With restaurants being one of the most visible business sectors being required to close up shop because of the state, Pomaville noted that the county has seen many COVID-19 cases that were transmitted through indoor environments, including people that have worked together in close proximity.
“We have seen studies done of indoor air at restaurants and dining facilities that have caused the transmission of the disease,” Pomaville said. “We have seen some cases in Fresno County associated with food establishments, but they have not been the one source that we’re most concerned about. But they are a contributor to gathering people from oftentimes different families, different households into that common space. And that’s what the concern is.”
Pomaville noted that the county is not the entity that is responsible for creating the rules that are affecting businesses, but that the county is responsible for enforcing the state’s mandates.
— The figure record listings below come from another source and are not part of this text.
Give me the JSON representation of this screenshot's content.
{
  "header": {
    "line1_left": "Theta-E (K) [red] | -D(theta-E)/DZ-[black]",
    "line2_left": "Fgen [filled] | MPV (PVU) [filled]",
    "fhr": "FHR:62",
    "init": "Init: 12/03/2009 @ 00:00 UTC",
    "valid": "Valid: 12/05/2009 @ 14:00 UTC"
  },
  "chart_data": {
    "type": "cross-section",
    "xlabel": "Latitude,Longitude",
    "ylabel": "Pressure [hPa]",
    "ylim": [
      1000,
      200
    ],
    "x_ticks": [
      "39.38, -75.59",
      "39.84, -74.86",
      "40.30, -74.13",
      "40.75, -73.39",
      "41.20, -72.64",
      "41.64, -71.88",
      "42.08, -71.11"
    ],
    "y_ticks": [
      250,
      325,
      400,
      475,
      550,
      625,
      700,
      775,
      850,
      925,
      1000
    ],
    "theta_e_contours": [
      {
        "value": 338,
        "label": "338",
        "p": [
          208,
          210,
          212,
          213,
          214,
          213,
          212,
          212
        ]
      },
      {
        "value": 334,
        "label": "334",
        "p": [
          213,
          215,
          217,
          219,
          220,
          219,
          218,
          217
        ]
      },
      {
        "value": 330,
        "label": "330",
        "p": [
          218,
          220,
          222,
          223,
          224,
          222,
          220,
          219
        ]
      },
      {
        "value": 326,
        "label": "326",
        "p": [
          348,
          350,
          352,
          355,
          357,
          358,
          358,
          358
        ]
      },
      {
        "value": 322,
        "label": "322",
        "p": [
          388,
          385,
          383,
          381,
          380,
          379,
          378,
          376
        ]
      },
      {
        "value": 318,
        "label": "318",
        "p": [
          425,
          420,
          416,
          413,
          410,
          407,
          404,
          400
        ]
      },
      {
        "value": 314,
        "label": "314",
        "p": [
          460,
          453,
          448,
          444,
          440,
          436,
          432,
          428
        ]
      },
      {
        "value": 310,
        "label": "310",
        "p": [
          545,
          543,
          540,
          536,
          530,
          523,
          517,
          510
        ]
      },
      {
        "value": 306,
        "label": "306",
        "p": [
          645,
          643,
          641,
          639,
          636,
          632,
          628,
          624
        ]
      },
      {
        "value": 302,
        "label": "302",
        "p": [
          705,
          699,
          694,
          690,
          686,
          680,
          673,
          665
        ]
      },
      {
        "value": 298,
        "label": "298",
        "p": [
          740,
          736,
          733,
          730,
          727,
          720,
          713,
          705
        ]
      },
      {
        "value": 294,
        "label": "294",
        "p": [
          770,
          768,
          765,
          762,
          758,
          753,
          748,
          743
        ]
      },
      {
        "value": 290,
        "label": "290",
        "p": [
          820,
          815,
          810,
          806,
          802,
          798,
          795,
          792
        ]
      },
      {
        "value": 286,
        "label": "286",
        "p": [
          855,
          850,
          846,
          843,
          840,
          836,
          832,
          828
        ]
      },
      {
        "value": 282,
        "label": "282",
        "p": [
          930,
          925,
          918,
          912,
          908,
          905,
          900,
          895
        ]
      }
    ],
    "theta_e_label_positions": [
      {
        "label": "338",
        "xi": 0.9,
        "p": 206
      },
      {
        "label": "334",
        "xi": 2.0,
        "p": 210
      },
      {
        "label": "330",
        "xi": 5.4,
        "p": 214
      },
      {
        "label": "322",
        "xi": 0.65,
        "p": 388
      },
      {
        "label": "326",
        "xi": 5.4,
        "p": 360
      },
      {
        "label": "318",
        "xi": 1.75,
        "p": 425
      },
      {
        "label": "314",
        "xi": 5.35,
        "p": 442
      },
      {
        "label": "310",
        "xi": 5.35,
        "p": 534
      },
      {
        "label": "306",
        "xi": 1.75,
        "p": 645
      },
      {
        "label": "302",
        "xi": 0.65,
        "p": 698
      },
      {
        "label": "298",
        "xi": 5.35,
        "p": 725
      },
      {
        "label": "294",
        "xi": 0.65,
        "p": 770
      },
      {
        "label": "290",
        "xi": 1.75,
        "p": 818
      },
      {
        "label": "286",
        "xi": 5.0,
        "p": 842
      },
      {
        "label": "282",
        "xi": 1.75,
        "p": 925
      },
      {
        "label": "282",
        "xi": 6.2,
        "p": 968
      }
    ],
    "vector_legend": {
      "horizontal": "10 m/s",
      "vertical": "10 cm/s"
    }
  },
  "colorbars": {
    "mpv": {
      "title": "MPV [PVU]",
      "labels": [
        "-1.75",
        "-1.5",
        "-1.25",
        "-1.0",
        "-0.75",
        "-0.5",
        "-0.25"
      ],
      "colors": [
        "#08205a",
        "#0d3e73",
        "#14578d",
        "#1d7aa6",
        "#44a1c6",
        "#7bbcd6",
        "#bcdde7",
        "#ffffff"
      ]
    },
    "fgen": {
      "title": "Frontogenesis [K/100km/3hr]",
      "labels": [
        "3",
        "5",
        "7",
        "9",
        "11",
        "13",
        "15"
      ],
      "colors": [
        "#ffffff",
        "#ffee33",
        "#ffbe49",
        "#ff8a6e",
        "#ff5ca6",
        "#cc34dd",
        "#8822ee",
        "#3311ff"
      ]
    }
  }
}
“The framework for public health in California is a statewide model that is implemented through the 58 counties,” Pomaville said. “So we do have an obligation to follow the state health officer and the requirements that the state imposes. We have an obligation to do our best to be able to implement those programs and those protective measures at this point.
“I share the concern. I share in the frustration, and I think we’ll do everything we can to try to alleviate some of that concern. But we’re not in a position where we can say that businesses can open in defiance of the statewide requirements.”
The City of Fresno has mirrored the county’s desire to provide education before punishment.
Mayor Lee Brand said he expects businesses to voluntarily comply with the rules.
“We expect our local businesses to comply voluntarily with the new restrictions while the city continues to focus on our policy to ‘fix, not fine’ in order to protect the health and safety of our residents,” Brand said. “My own brush with COVID-19 reinforces the need for everyone to follow the guidelines and stop the spread of this pandemic.”
City council president Miguel Arias added: “We can’t take any more chances with the safety of our community, so we all need to do our part to protect ourselves and others from COVID-19 infection. Code Enforcement will continue to educate Fresno businesses to protect the public health and will reserve enforcement for egregious violators not following health guidelines.”